How Robust Monitoring Powers High Availability for LinkedIn Feed

Monday, March 13, 2017 - 3:20pm3:45pm

Rushin Barot, LinkedIn


It is common practice for networking services like LinkedIn to introduce a new feature to a small subset of users before deploying to all its members. Even with rigorous testing and tight processes, bugs are inevitably introduced with a new deploy. Unit and integration tests in development environment cannot completely cover all use cases. This results in an inferior experience for the users subject to this treatment. In addition, these bugs cause service outages, impacting service availability, health metrics and increased on-call burden. 

Although there exist frameworks for testing new features in development clusters, it is not possible to completely simulate all aspects of a production environment.
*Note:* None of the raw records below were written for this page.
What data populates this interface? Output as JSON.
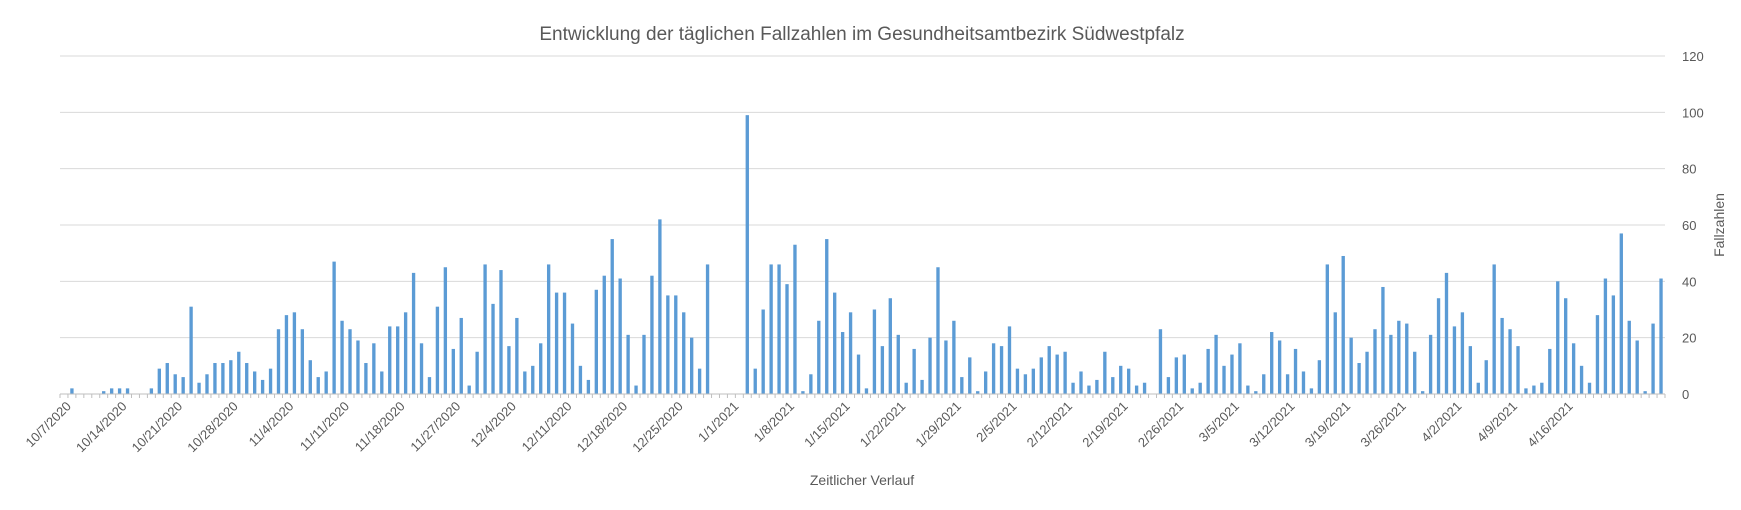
{
  "chart_data": {
    "type": "bar",
    "title": "Entwicklung der täglichen Fallzahlen im Gesundheitsamtbezirk Südwestpfalz",
    "xlabel": "Zeitlicher Verlauf",
    "ylabel": "Fallzahlen",
    "ylim": [
      0,
      120
    ],
    "y_ticks": [
      0,
      20,
      40,
      60,
      80,
      100,
      120
    ],
    "y_axis_side": "right",
    "grid": true,
    "legend": "none",
    "bar_color": "#5b9bd5",
    "start_date": "10/6/2020",
    "x_tick_labels": [
      "10/7/2020",
      "10/14/2020",
      "10/21/2020",
      "10/28/2020",
      "11/4/2020",
      "11/11/2020",
      "11/18/2020",
      "11/27/2020",
      "12/4/2020",
      "12/11/2020",
      "12/18/2020",
      "12/25/2020",
      "1/1/2021",
      "1/8/2021",
      "1/15/2021",
      "1/22/2021",
      "1/29/2021",
      "2/5/2021",
      "2/12/2021",
      "2/19/2021",
      "2/26/2021",
      "3/5/2021",
      "3/12/2021",
      "3/19/2021",
      "3/26/2021",
      "4/2/2021",
      "4/9/2021",
      "4/16/2021"
    ],
    "values": [
      0,
      2,
      0,
      0,
      0,
      1,
      2,
      2,
      2,
      0,
      0,
      2,
      9,
      11,
      7,
      6,
      31,
      4,
      7,
      11,
      11,
      12,
      15,
      11,
      8,
      5,
      9,
      23,
      28,
      29,
      23,
      12,
      6,
      8,
      47,
      26,
      23,
      19,
      11,
      18,
      8,
      24,
      24,
      29,
      43,
      18,
      6,
      31,
      45,
      16,
      27,
      3,
      15,
      46,
      32,
      44,
      17,
      27,
      8,
      10,
      18,
      46,
      36,
      36,
      25,
      10,
      5,
      37,
      42,
      55,
      41,
      21,
      3,
      21,
      42,
      62,
      35,
      35,
      29,
      20,
      9,
      46,
      0,
      0,
      0,
      0,
      99,
      9,
      30,
      46,
      46,
      39,
      53,
      1,
      7,
      26,
      55,
      36,
      22,
      29,
      14,
      2,
      30,
      17,
      34,
      21,
      4,
      16,
      5,
      20,
      45,
      19,
      26,
      6,
      13,
      1,
      8,
      18,
      17,
      24,
      9,
      7,
      9,
      13,
      17,
      14,
      15,
      4,
      8,
      3,
      5,
      15,
      6,
      10,
      9,
      3,
      4,
      0,
      23,
      6,
      13,
      14,
      2,
      4,
      16,
      21,
      10,
      14,
      18,
      3,
      1,
      7,
      22,
      19,
      7,
      16,
      8,
      2,
      12,
      46,
      29,
      49,
      20,
      11,
      15,
      23,
      38,
      21,
      26,
      25,
      15,
      1,
      21,
      34,
      43,
      24,
      29,
      17,
      4,
      12,
      46,
      27,
      23,
      17,
      2,
      3,
      4,
      16,
      40,
      34,
      18,
      10,
      4,
      28,
      41,
      35,
      57,
      26,
      19,
      1,
      25,
      41
    ]
  }
}
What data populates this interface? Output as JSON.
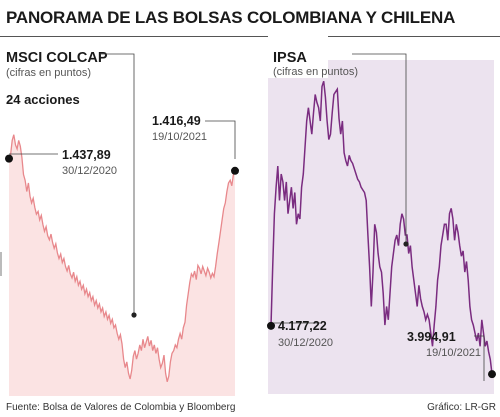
{
  "title": "PANORAMA DE LAS BOLSAS COLOMBIANA Y CHILENA",
  "footer": {
    "source": "Fuente: Bolsa de Valores de Colombia y Bloomberg",
    "credit": "Gráfico: LR-GR"
  },
  "chart_data": [
    {
      "type": "area",
      "title": "MSCI COLCAP",
      "subtitle": "(cifras en puntos)",
      "note": "24 acciones",
      "color": "#e8888c",
      "fill": "#fbe3e3",
      "start_label": {
        "value": "1.437,89",
        "date": "30/12/2020"
      },
      "end_label": {
        "value": "1.416,49",
        "date": "19/10/2021"
      },
      "start": {
        "date": "30/12/2020",
        "value": 1437.89
      },
      "end": {
        "date": "19/10/2021",
        "value": 1416.49
      },
      "values": [
        1437.89,
        1445,
        1470,
        1480,
        1462,
        1455,
        1470,
        1460,
        1440,
        1410,
        1400,
        1380,
        1395,
        1372,
        1360,
        1368,
        1352,
        1340,
        1345,
        1330,
        1338,
        1322,
        1310,
        1318,
        1302,
        1295,
        1305,
        1290,
        1280,
        1288,
        1272,
        1262,
        1270,
        1255,
        1262,
        1248,
        1240,
        1250,
        1235,
        1228,
        1238,
        1222,
        1230,
        1215,
        1222,
        1208,
        1215,
        1200,
        1208,
        1195,
        1202,
        1188,
        1195,
        1180,
        1188,
        1175,
        1182,
        1168,
        1175,
        1160,
        1168,
        1155,
        1162,
        1148,
        1155,
        1140,
        1145,
        1130,
        1120,
        1128,
        1112,
        1085,
        1070,
        1080,
        1060,
        1050,
        1065,
        1090,
        1100,
        1085,
        1095,
        1110,
        1100,
        1120,
        1105,
        1115,
        1125,
        1108,
        1118,
        1100,
        1110,
        1095,
        1105,
        1085,
        1070,
        1078,
        1092,
        1060,
        1045,
        1055,
        1080,
        1095,
        1100,
        1110,
        1105,
        1120,
        1130,
        1120,
        1140,
        1150,
        1180,
        1200,
        1220,
        1235,
        1230,
        1240,
        1225,
        1250,
        1245,
        1235,
        1248,
        1240,
        1232,
        1245,
        1238,
        1228,
        1236,
        1230,
        1248,
        1270,
        1290,
        1310,
        1330,
        1350,
        1360,
        1380,
        1395,
        1400,
        1390,
        1410,
        1416.49
      ],
      "ylim": [
        1020,
        1520
      ]
    },
    {
      "type": "area",
      "title": "IPSA",
      "subtitle": "(cifras en puntos)",
      "color": "#7a2c80",
      "fill": "#ece3ef",
      "start_label": {
        "value": "4.177,22",
        "date": "30/12/2020"
      },
      "end_label": {
        "value": "3.994,91",
        "date": "19/10/2021"
      },
      "start": {
        "date": "30/12/2020",
        "value": 4177.22
      },
      "end": {
        "date": "19/10/2021",
        "value": 3994.91
      },
      "values": [
        4177.22,
        4400,
        4600,
        4700,
        4780,
        4650,
        4750,
        4720,
        4650,
        4720,
        4600,
        4650,
        4700,
        4620,
        4680,
        4560,
        4600,
        4580,
        4700,
        4750,
        4850,
        4950,
        5000,
        4950,
        4900,
        4980,
        5050,
        5020,
        5000,
        4950,
        5080,
        5100,
        5040,
        4950,
        4880,
        4900,
        4980,
        5050,
        5060,
        5070,
        4960,
        4900,
        4950,
        4830,
        4800,
        4780,
        4820,
        4800,
        4790,
        4770,
        4750,
        4730,
        4720,
        4700,
        4690,
        4680,
        4650,
        4520,
        4400,
        4250,
        4380,
        4560,
        4530,
        4450,
        4400,
        4380,
        4300,
        4180,
        4250,
        4200,
        4300,
        4400,
        4450,
        4500,
        4520,
        4480,
        4560,
        4600,
        4580,
        4520,
        4520,
        4450,
        4480,
        4400,
        4350,
        4300,
        4250,
        4330,
        4280,
        4250,
        4230,
        4200,
        4220,
        4200,
        4150,
        4100,
        4180,
        4250,
        4350,
        4400,
        4480,
        4520,
        4560,
        4560,
        4500,
        4600,
        4620,
        4580,
        4500,
        4560,
        4530,
        4480,
        4440,
        4460,
        4380,
        4420,
        4350,
        4250,
        4200,
        4180,
        4150,
        4120,
        4150,
        4100,
        4200,
        4150,
        4100,
        4120,
        4080,
        4050,
        3994.91
      ],
      "ylim": [
        3920,
        5180
      ]
    }
  ]
}
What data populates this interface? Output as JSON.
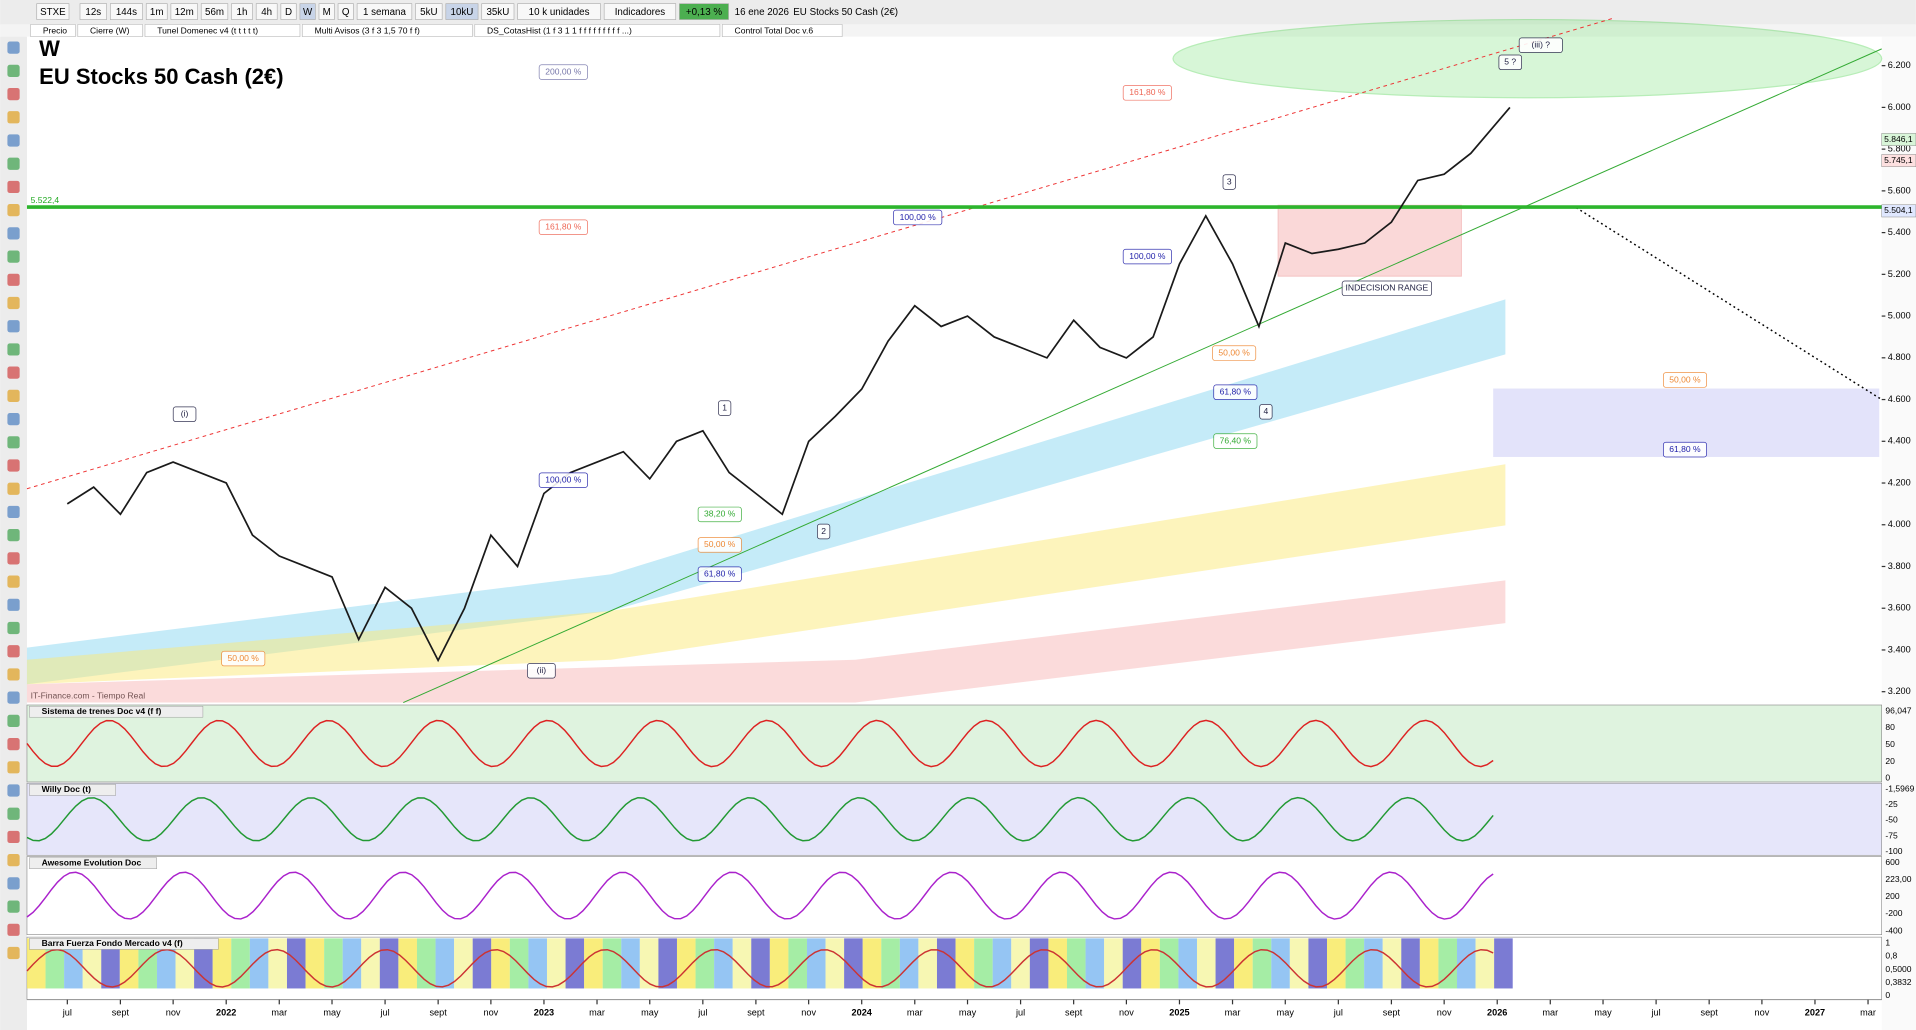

Read requests for Feed service have enough variation to trigger large classes of unforeseen errors. So, we introduced a production instance of the service, called ‘Dark Canary’, that receives live production traffic that is tee’d from a production source node, but does not return any responses upstream. New experimental code is deployed to the dark canary and compared to the current version in production node for health failures. This helps us in reducing the number of bad sessions to the users and also provides a better understanding of the service capacity requirements.

Rushin Barot is a site Reliability Engineer at LinkedIn, where he contributes to Feed infrastructure. Prior to working at LinkedIn, he was working at Yahoo in Search infrastructure. He holds an MS in Computer Science from San Jose State University.